Budweiser Gets Pornographic. Problematic?
Belinda Luscombe over at Time Magazine sparked an online debate yesterday regarding an internet-only Budweiser commercial that makes light of pornography purchasing. Says Luscombe, because it [the commercial] comes from a highly respected American brand, it seems to mark some kind of cultural tipping point, where pornography has soaked so far into the fabric of mainstream culture that it's no longer seen as a stain.
In my humblest of humble opinions, the porn is not what's wrong with this commercial. Check it out and then we'll discuss:
First things first: I am not typically a fan of Budweiser commercials (remember those insufferable wassup? ads? Yikes), but I kind of got a kick out of this one, despite its problems. I don't know if I really think that it is an indicator that porn has soaked into the fabric of mainstream culture though, especially since the whole premise of the ad is that buying porn is humiliating. This ad also taps into the idea that most American men buy porn, and therefore can relate to the protagonist in the commercial (but why is he getting it at the convenience store? Go online, dude).
Herein lies one of my problems with this commercial.
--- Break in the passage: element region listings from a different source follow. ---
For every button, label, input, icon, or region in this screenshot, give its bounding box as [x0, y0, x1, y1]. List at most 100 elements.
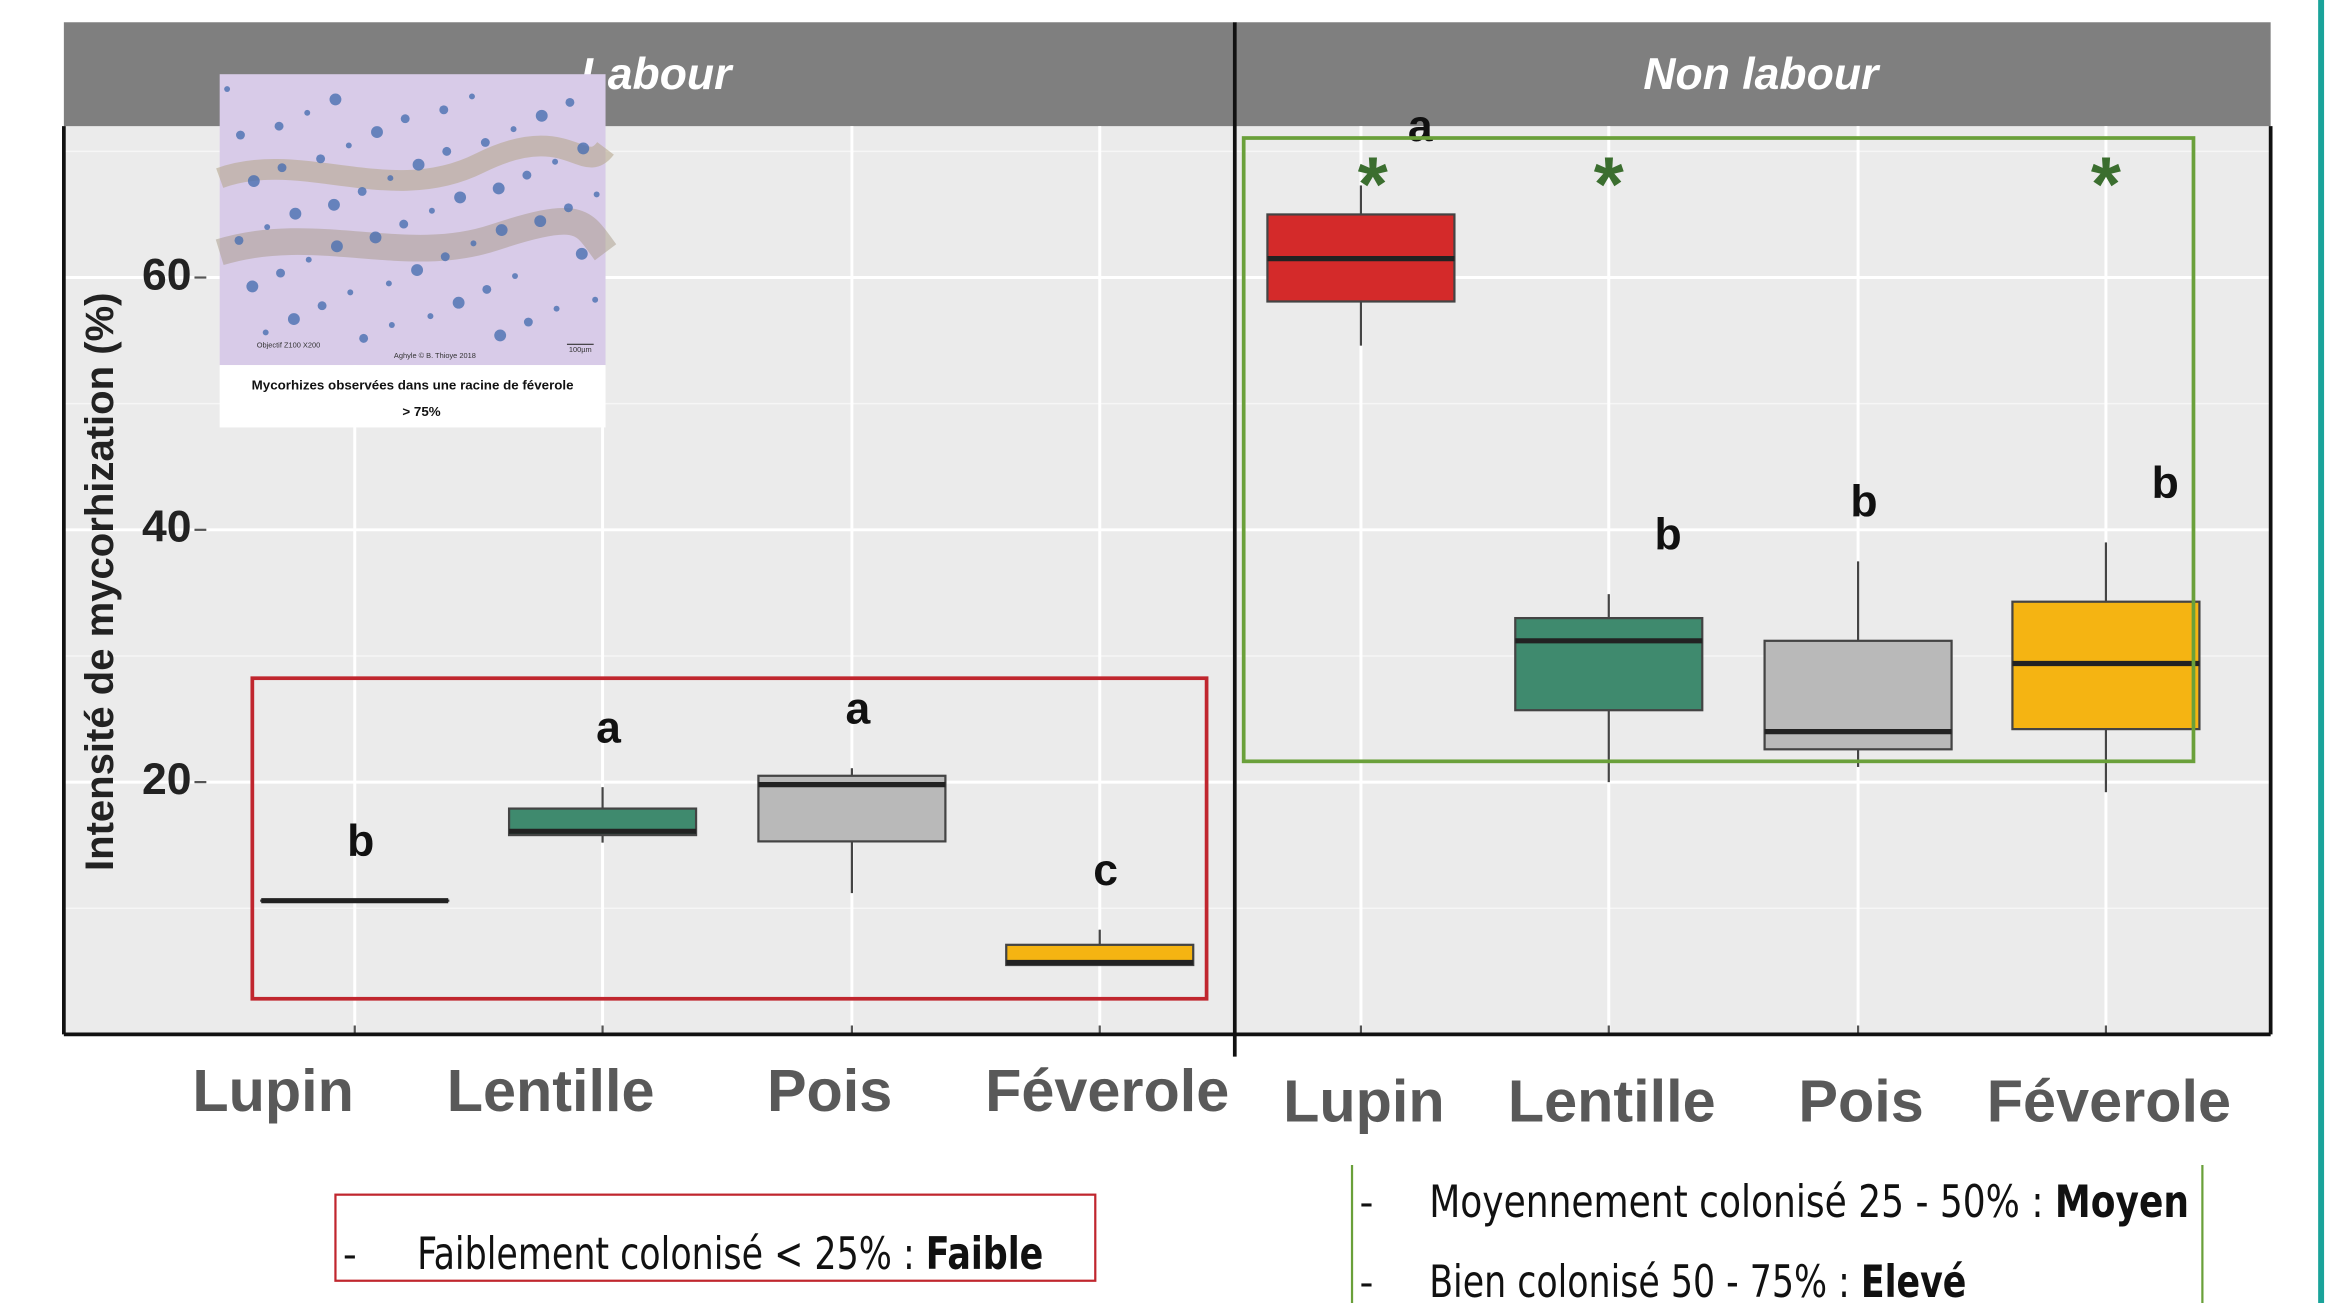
spore	[235, 236, 244, 245]
group-letter: b	[1655, 511, 1682, 560]
legend: - Faiblement colonisé < 25% : Faible - Moye…	[343, 1177, 2189, 1303]
spore	[389, 322, 395, 328]
spore	[413, 159, 425, 171]
photo-caption: Mycorhizes observées dans une racine de …	[252, 377, 574, 392]
spore	[427, 313, 433, 319]
spore	[565, 98, 574, 107]
spore	[411, 264, 423, 276]
spore	[347, 289, 353, 295]
spore	[552, 159, 558, 165]
spore	[554, 306, 560, 312]
x-tick-label: Lentille	[447, 1057, 655, 1124]
legend-text: Moyennement colonisé 25 - 50% : Moyen	[1429, 1177, 2189, 1228]
legend-bullet: -	[1359, 1181, 1373, 1226]
legend-bullet: -	[1359, 1261, 1373, 1303]
spore	[399, 220, 408, 229]
x-tick-label: Lupin	[192, 1057, 354, 1124]
spore	[304, 110, 310, 116]
legend-label: Bien colonisé 50 - 75% :	[1429, 1257, 1861, 1303]
spore	[275, 122, 284, 131]
spore	[454, 191, 466, 203]
spore	[469, 93, 475, 99]
spore	[386, 280, 392, 286]
spore	[224, 86, 230, 92]
legend-label: Faiblement colonisé < 25% :	[417, 1229, 926, 1280]
legend-text: Bien colonisé 50 - 75% : Elevé	[1429, 1257, 1966, 1303]
spore	[453, 297, 465, 309]
spore	[278, 163, 287, 172]
spore	[331, 240, 343, 252]
legend-level: Moyen	[2055, 1177, 2189, 1228]
photo-caption: > 75%	[402, 404, 440, 419]
spore	[493, 183, 505, 195]
chart: LabourLupinLentillePoisFéverolebaacNon l…	[0, 0, 2336, 1303]
spore	[264, 224, 270, 230]
significance-marker: *	[1594, 141, 1624, 227]
legend-bullet: -	[343, 1232, 357, 1277]
box	[1515, 618, 1702, 710]
spore	[263, 329, 269, 335]
spore	[236, 131, 245, 140]
spore	[358, 187, 367, 196]
y-axis-label: Intensité de mycorhization (%)	[78, 292, 122, 871]
group-letter: b	[2152, 459, 2179, 508]
spore	[577, 142, 589, 154]
spore	[441, 252, 450, 261]
page: {"chart_data": { "type": "box", "ylabel"…	[0, 0, 2336, 1303]
group-letter: a	[845, 685, 871, 734]
spore	[482, 285, 491, 294]
spore	[276, 269, 285, 278]
significance-marker: *	[1358, 141, 1388, 227]
x-tick-label: Lentille	[1508, 1067, 1716, 1134]
group-letter: c	[1093, 846, 1118, 895]
spore	[524, 318, 533, 327]
legend-level: Faible	[926, 1229, 1044, 1280]
spore	[330, 93, 342, 105]
spore	[248, 175, 260, 187]
spore	[359, 334, 368, 343]
inset-photo: Objectif Z100 X200 Aghyle © B. Thioye 20…	[220, 74, 606, 427]
x-tick-label: Féverole	[1987, 1067, 2231, 1134]
spore	[592, 297, 598, 303]
spore	[346, 142, 352, 148]
spore	[536, 110, 548, 122]
spore	[470, 240, 476, 246]
group-letter: a	[596, 704, 622, 753]
group-letter: a	[1408, 102, 1434, 151]
photo-credit: Aghyle © B. Thioye 2018	[394, 351, 476, 360]
spore	[289, 208, 301, 220]
group-letter: b	[1850, 478, 1877, 527]
spore	[306, 257, 312, 263]
y-tick-label: 40	[142, 503, 192, 552]
x-tick-label: Pois	[767, 1057, 892, 1124]
legend-text: Faiblement colonisé < 25% : Faible	[417, 1229, 1043, 1280]
spore	[534, 215, 546, 227]
spore	[318, 301, 327, 310]
spore	[316, 154, 325, 163]
spore	[370, 232, 382, 244]
spore	[564, 203, 573, 212]
spore	[494, 329, 506, 341]
x-tick-label: Lupin	[1283, 1067, 1445, 1134]
spore	[439, 105, 448, 114]
y-tick-label: 20	[142, 755, 192, 804]
spore	[594, 191, 600, 197]
spore	[371, 126, 383, 138]
spore	[512, 273, 518, 279]
significance-marker: *	[2091, 141, 2121, 227]
y-tick-label: 60	[142, 250, 192, 299]
spore	[576, 248, 588, 260]
group-letter: b	[347, 817, 374, 866]
x-tick-label: Pois	[1798, 1067, 1923, 1134]
legend-level: Elevé	[1861, 1257, 1967, 1303]
spore	[288, 313, 300, 325]
spore	[442, 147, 451, 156]
spore	[481, 138, 490, 147]
spore	[496, 224, 508, 236]
spore	[511, 126, 517, 132]
spore	[401, 114, 410, 123]
photo-scale: 100µm	[569, 345, 592, 354]
photo-objective: Objectif Z100 X200	[257, 341, 320, 350]
x-tick-label: Féverole	[985, 1057, 1229, 1124]
panel-title: Non labour	[1643, 50, 1881, 99]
Whilst it may be somewhat normalizing the consumption of pornography, it is only normalizing it for dudes. Imagine the internet freak-out that would ensue if the porno-purchaser in this ad were a woman (let's hope that said woman would appreciate the free vibrator instead of leaving in on the counter, at least). Guess what, America? Women purchase pornography, and beer! But you'd never see that in a commercial, would you?
Another problem is the racism that is inherent in this ad. That Asian couple is straight out of a Margaret Cho standup routine, but minus any of the necessary contextualization. Why was it necessary to include immigrant stereotypes? Because they run a convenience store? No thanks.
I would be remiss if I did not also acknowledge the fact that this ad is biting a scene from both Woody Allen's Bananas and from Little Miss Sunshine. Videogum goes into more detail here. Also, we should keep in mind that this ad is online-only, and that you are supposed to be 21 to watch it (although now it's on YouTube, so I am sure tweens somewhere are streaming it on repeat).
That being said, another issue addressed in the Time piece:
"Apparently, Anheuser-Busch has decided to associate itself and its brand with something that destroys family and degrades women," says Cathy Rose, a senior fellow at the Family Research Council, a conservative Christian think tank and lobbying group. "I think it's a questionable approach at the very least." She cites Focus on the Family studies that have found that 43% of families say pornography is a problem in their home. And while she acknowledges that the spot has some fun at the porn-consumer's expense (the last joke in the ad is about the porn-buyer's mom finding out what he's purchasing), she says that "many of these people's experiences with pornography is not funny. Some of their families have been devastated by it."
I am not one to side with Focus on the Family, but I do understand that lots of porn is degrading to women and that normalizing it (and making it funny) in a beer commercial might not be our most progressive move as a society, even if the ad is online. Beer commercials are also often degrading to women and it would be nice to see those change for the better as well. Of course I don't expect Budweiser to run an ad that features feminist pornography being purchased by lesbians or something, but wouldn't it be nice if they did?